Top: The DISSEQT pipeline. The yellow boxes represent algorithms and data management. The blue boxes represent plots and other output. The analysis history of all results and plots can be traced back all the way to the raw input data. Steps that are only used in some analyses are displayed in gray text. Sequence Space Representation: Per sample raw sequencing data is passed through automatic quality control and aligned to a reference genome. Codon frequencies are inferred using quality scores in the aligned data and the limit of detection is estimated for each codon at each site. These are combined to form the sequence space representation. Consensus change reports and read coverage plots aid manual quality inspection. Noise Reduction: Median filtering along the time axis is used for time series data. Talus plots are used for dimension estimation and SMSSVD reduces the dimension robustly. Visualization and Prediction: Variable selection can be used for finding a small subset of explanatory variables. Nonlinear dimension reduction captures important features for low dimensional visualization of sequence space.
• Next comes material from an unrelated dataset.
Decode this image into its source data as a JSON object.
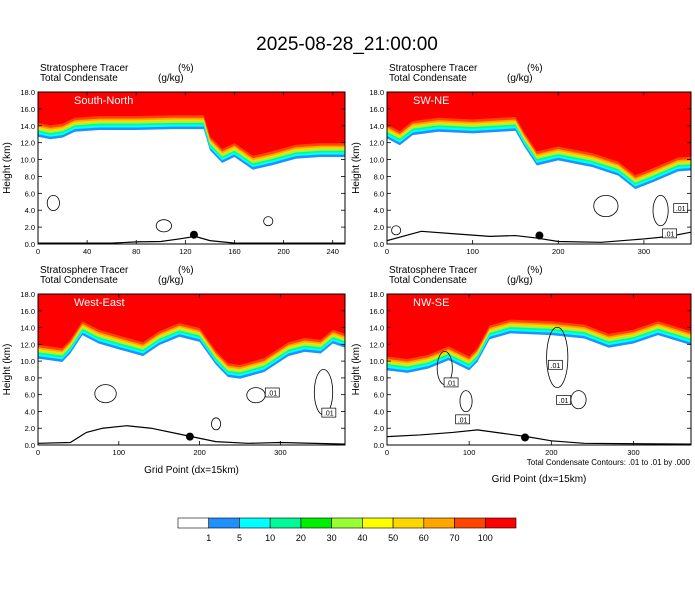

Evolutionary trajectories are described in both sample and variable space. Fitness landscape models are used for visualization and prediction. Bottom left: Talus plot for the SynSyn data set. After thirteen dimensions, the Talus plot shows small variations around a low mean. Bottom right: Projection Score Plot for the SynSyn data set. SMSSVD finds three signals of Dimensions 3, 5, and 5 with different optima for variance filtering. Each curve displays the projection score of a signal as a function of the variance filtering threshold.